A lógica é regulamentação do trabalho precário, combinada com uma fragilização das instituições públicas e do sindicalismo, com alto desemprego, e tendência de destruir a seguridade pública, por meio do estrangulamento das suas fontes de financiamento.
O segundo elemento que colocamos em destaque é a destruição do modelo da seguridade social concebido na Constituição de 1988. A proposta de retirar da Constituição, diversas regras previdenciárias, sendo agora definidas por leis complementares, facilitando a sua aprovação no Legislativo. O sistema atual, baseado no princípio da solidariedade social, está sendo substituído por um regime de capitalização em que a aposentadoria fica vinculada à capacidade de poupança individual a ser administrado pelas instituições bancárias, com menor poder de controle pela sociedade, podendo certos pontos serem alterados por leis complementares.
O pano de fundo da reforma da previdência é a mercadorização dos direitos sociais, que se refere ao processo de privatização e a primazia das finanças em detrimento à indústria a medida em que o setor financeiro precisa de lastro objetivo e esse lastro tem sido os direitos sociais.
E o outro termo é a individualização dos direitos que se refere à ruptura de processos e estruturas coletivas que sustentam a promoção de direitos e a vigência de uma nova ordem em que o indivíduo fragmentado nas relações de produção, negocia diretamente com o capital a medida em que o Estado perde de forma acelerada sua capacidade de regulação da relação capital e trabalho.
O terceiro elemento da reforma que destacamos é o sistema de capitalização. É importante notar que, via de regra, estamos acostumados a fazer a análise e o embate a partir nos termos da Reforma de 1998: regra de acesso, idade mínima, sistema progressão, calculo beneficio, rendimentos etc. O que está por trás da Reforma da Previdência é um regime compulsório do Estado administrado pelo sistema privado, que prevê conta individual de capitalização para seguro desemprego e aposentadoria (previdência e seguridade social) e a apropriação privada de fundos públicos como SUS e o Fundeb .
Essa mudança colocaria a disposição do mercado financeiro um vultoso montante de recursos dos trabalhadores. Segundo estudo da Unafisco - Nacional, a previsão de faturamento médio anual das instituições financeiras seria de R$ 687 bilhões para os próximos setenta anos. Esse faturamento dos bancos se daria apenas com os recursos depositados pelos trabalhadores, arcando com todos os custos cobrados, sem nenhuma participação dos patrões, segundo a proposta do governo Bolsonaro.

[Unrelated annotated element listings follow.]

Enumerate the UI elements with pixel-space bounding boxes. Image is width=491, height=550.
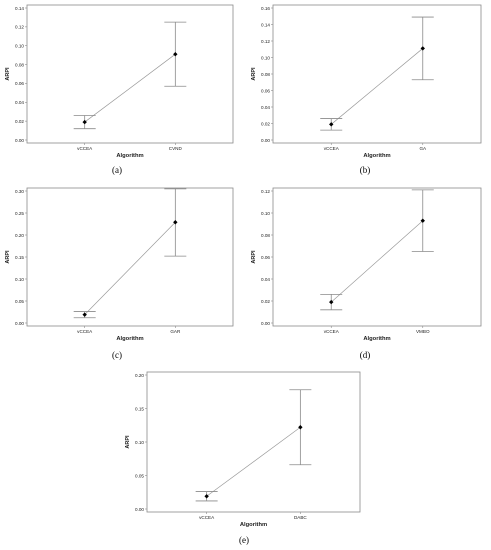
y-tick-label: 0.00: [15, 138, 24, 143]
y-tick-label: 0.00: [261, 321, 270, 326]
y-tick-label: 0.04: [261, 105, 270, 110]
y-tick-label: 0.10: [261, 55, 270, 60]
y-tick-label: 0.08: [261, 72, 270, 77]
y-tick-label: 0.25: [15, 211, 24, 216]
y-tick-label: 0.00: [135, 507, 144, 512]
y-tick-label: 0.16: [261, 6, 270, 11]
x-tick-label: vCCEA: [324, 146, 340, 151]
y-tick-label: 0.20: [15, 233, 24, 238]
panel-caption-e: (e): [239, 535, 249, 545]
panel-caption-a: (a): [112, 165, 122, 175]
y-tick-label: 0.12: [261, 189, 270, 194]
x-axis-label: Algorithm: [240, 522, 267, 528]
x-tick-label: GAR: [170, 329, 181, 334]
x-tick-label: vCCEA: [324, 329, 340, 334]
x-axis-label: Algorithm: [116, 153, 143, 159]
y-axis-label: ARPI: [125, 435, 131, 449]
plot-frame: [272, 4, 482, 144]
x-tick-label: VMBO: [416, 329, 430, 334]
y-tick-label: 0.12: [261, 39, 270, 44]
y-tick-label: 0.06: [261, 88, 270, 93]
y-axis-label: ARPI: [5, 67, 11, 81]
mean-connector-line: [84, 221, 176, 315]
y-tick-label: 0.10: [261, 211, 270, 216]
mean-point: [173, 220, 178, 225]
chart-panel-d: 0.00 0.02 0.04 0.06 0.08 0.10 0.12 ARPI vCCEA VMB…: [246, 183, 491, 363]
y-tick-label: 0.06: [15, 81, 24, 86]
chart-panel-b: 0.00 0.02 0.04 0.06 0.08 0.10 0.12 0.14 0.16 ARPI…: [246, 0, 491, 180]
plot-frame: [26, 4, 234, 144]
chart-panel-e: 0.00 0.05 0.10 0.15 0.20 ARPI vCCEA DABC Algorit…: [120, 367, 370, 550]
mean-connector-line: [331, 220, 423, 303]
mean-point: [204, 494, 209, 499]
y-tick-label: 0.10: [15, 277, 24, 282]
x-axis-label: Algorithm: [363, 153, 390, 159]
mean-point: [329, 122, 334, 127]
mean-point: [173, 52, 178, 57]
y-tick-label: 0.12: [15, 25, 24, 30]
panel-caption-d: (d): [359, 350, 371, 360]
mean-point: [82, 312, 87, 317]
mean-point: [329, 299, 334, 305]
y-axis-label: ARPI: [251, 67, 257, 81]
plot-frame: [26, 187, 234, 327]
y-tick-label: 0.10: [15, 44, 24, 49]
y-tick-label: 0.10: [135, 440, 144, 445]
y-tick-label: 0.05: [15, 299, 24, 304]
y-tick-label: 0.20: [135, 373, 144, 378]
chart-panel-a: 0.00 0.02 0.04 0.06 0.08 0.10 0.12 0.14 ARPI vCCE…: [0, 0, 243, 180]
x-tick-label: vCCEA: [77, 146, 93, 151]
x-axis-label: Algorithm: [116, 336, 143, 342]
mean-connector-line: [84, 53, 176, 123]
interval-plot-b: 0.00 0.02 0.04 0.06 0.08 0.10 0.12 0.14 0.16 ARPI…: [251, 4, 482, 159]
y-tick-label: 0.00: [261, 138, 270, 143]
panel-caption-c: (c): [112, 350, 122, 360]
y-tick-label: 0.06: [261, 255, 270, 260]
x-tick-label: DABC: [294, 515, 307, 520]
x-tick-label: vCCEA: [77, 329, 93, 334]
x-axis-label: Algorithm: [363, 336, 390, 342]
y-tick-label: 0.02: [261, 121, 270, 126]
y-tick-label: 0.00: [15, 321, 24, 326]
y-tick-label: 0.04: [261, 277, 270, 282]
interval-plot-e: 0.00 0.05 0.10 0.15 0.20 ARPI vCCEA DABC Algorit…: [125, 371, 361, 528]
y-tick-label: 0.02: [261, 299, 270, 304]
y-tick-label: 0.30: [15, 189, 24, 194]
plot-frame: [146, 371, 361, 513]
y-axis-label: ARPI: [5, 250, 11, 264]
mean-connector-line: [206, 426, 301, 497]
y-axis-label: ARPI: [251, 250, 257, 264]
mean-point: [420, 46, 425, 51]
interval-plot-d: 0.00 0.02 0.04 0.06 0.08 0.10 0.12 ARPI vCCEA VMB…: [251, 187, 482, 342]
mean-point: [298, 425, 303, 430]
y-tick-label: 0.14: [261, 22, 270, 27]
y-tick-label: 0.04: [15, 100, 24, 105]
x-tick-label: CVND: [169, 146, 183, 151]
mean-point: [82, 119, 87, 125]
x-tick-label: vCCEA: [199, 515, 215, 520]
x-tick-label: GA: [419, 146, 427, 151]
chart-panel-c: 0.00 0.05 0.10 0.15 0.20 0.25 0.30 ARPI vCCEA GAR…: [0, 183, 243, 363]
plot-frame: [272, 187, 482, 327]
y-tick-label: 0.15: [15, 255, 24, 260]
y-tick-label: 0.08: [261, 233, 270, 238]
y-tick-label: 0.15: [135, 406, 144, 411]
mean-connector-line: [331, 48, 423, 125]
interval-plot-a: 0.00 0.02 0.04 0.06 0.08 0.10 0.12 0.14 ARPI vCCE…: [5, 4, 234, 159]
y-tick-label: 0.08: [15, 62, 24, 67]
interval-plot-c: 0.00 0.05 0.10 0.15 0.20 0.25 0.30 ARPI vCCEA GAR…: [5, 187, 234, 342]
y-tick-label: 0.14: [15, 6, 24, 11]
mean-point: [420, 218, 425, 223]
panel-caption-b: (b): [359, 165, 371, 175]
y-tick-label: 0.02: [15, 119, 24, 124]
y-tick-label: 0.05: [135, 473, 144, 478]
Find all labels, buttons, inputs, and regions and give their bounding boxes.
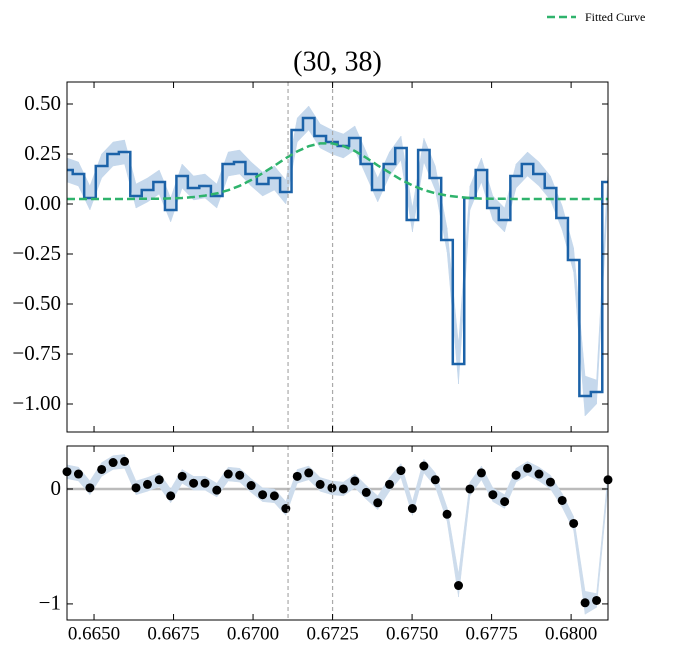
residual-point (592, 595, 602, 605)
error-band (596, 472, 609, 608)
residual-point (476, 468, 486, 478)
residual-point (545, 477, 555, 487)
residual-point (385, 479, 395, 489)
residual-point (511, 470, 521, 480)
residual-point (361, 487, 371, 497)
residual-point (454, 581, 464, 591)
residual-point (189, 478, 199, 488)
residual-point (120, 456, 130, 466)
residual-point (131, 483, 141, 493)
fitted-curve (67, 142, 608, 201)
y-tick-label: −1.00 (12, 391, 61, 415)
x-tick-label: 0.6775 (465, 623, 517, 644)
residual-point (177, 471, 187, 481)
residual-point (419, 461, 429, 471)
y-tick-label: 0.50 (24, 91, 61, 115)
residual-point (430, 475, 440, 485)
y-tick-label: −0.50 (12, 291, 61, 315)
residual-point (315, 479, 325, 489)
residual-point (258, 490, 268, 500)
residual-point (235, 470, 245, 480)
y-tick-label: −0.75 (12, 341, 61, 365)
residual-point (142, 479, 152, 489)
axes-frame (66, 81, 609, 433)
residual-point (166, 491, 176, 501)
residual-point (534, 469, 544, 479)
y-tick-label: 0 (51, 476, 62, 500)
legend-label: Fitted Curve (585, 10, 645, 24)
residual-point (580, 598, 590, 608)
x-tick-label: 0.6725 (306, 623, 358, 644)
residual-point (223, 469, 233, 479)
residual-point (557, 495, 567, 505)
residual-point (327, 483, 337, 493)
axes-frame (66, 445, 609, 621)
x-tick-label: 0.6650 (68, 623, 120, 644)
residual-point (281, 504, 291, 514)
residual-point (212, 485, 222, 495)
residual-point (304, 468, 314, 478)
residual-point (73, 469, 83, 479)
residual-point (569, 518, 579, 528)
residual-point (154, 475, 164, 485)
residual-point (338, 484, 348, 494)
residual-point (269, 491, 279, 501)
residual-point (246, 481, 256, 491)
x-tick-label: 0.6675 (147, 623, 199, 644)
residual-point (373, 498, 383, 508)
residual-point (523, 463, 533, 473)
residual-point (407, 504, 417, 514)
residual-point (396, 466, 406, 476)
x-tick-label: 0.6800 (545, 623, 597, 644)
residual-point (292, 471, 302, 481)
chart-title: (30, 38) (293, 46, 382, 77)
y-tick-label: −0.25 (12, 241, 61, 265)
residual-point (200, 478, 210, 488)
residual-point (85, 483, 95, 493)
error-band (458, 482, 471, 598)
y-tick-label: −1 (39, 591, 61, 615)
x-tick-label: 0.6750 (386, 623, 438, 644)
residual-point (442, 509, 452, 519)
residual-point (465, 484, 475, 494)
y-tick-label: 0.00 (24, 191, 61, 215)
residual-point (350, 476, 360, 486)
residual-point (488, 490, 498, 500)
y-tick-label: 0.25 (24, 141, 61, 165)
residual-point (108, 458, 118, 468)
residual-point (97, 464, 107, 474)
residual-point (500, 497, 510, 507)
x-tick-label: 0.6700 (227, 623, 279, 644)
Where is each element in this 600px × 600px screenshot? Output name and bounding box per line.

A estratégia de passar de um regime de repartição para um de capitalização não evita o déficit nem sequer o reduz, mas ao contrário, o aprofunda perigosamente. Isso porque há um custo de transição, que é a perda de receitas que o sistema de repartição, existente hoje, sofre quando as contribuições dos novos ingressantes passam a se destinar às contas individuais do regime de capitalização. As receitas caem ao mesmo tempo em que é necessário continuar a pagar o estoque de aposentados. Portanto, no curto e longo prazos, um regime de capitalização aumenta o déficit da Previdência. Esse custo de transição costuma ser muito elevado. A equipe econômica do ministro Paulo Guedes não mostrou nenhuma estimativa desse prejuízo para a sociedade brasileira. Há, portanto, um vácuo no debate.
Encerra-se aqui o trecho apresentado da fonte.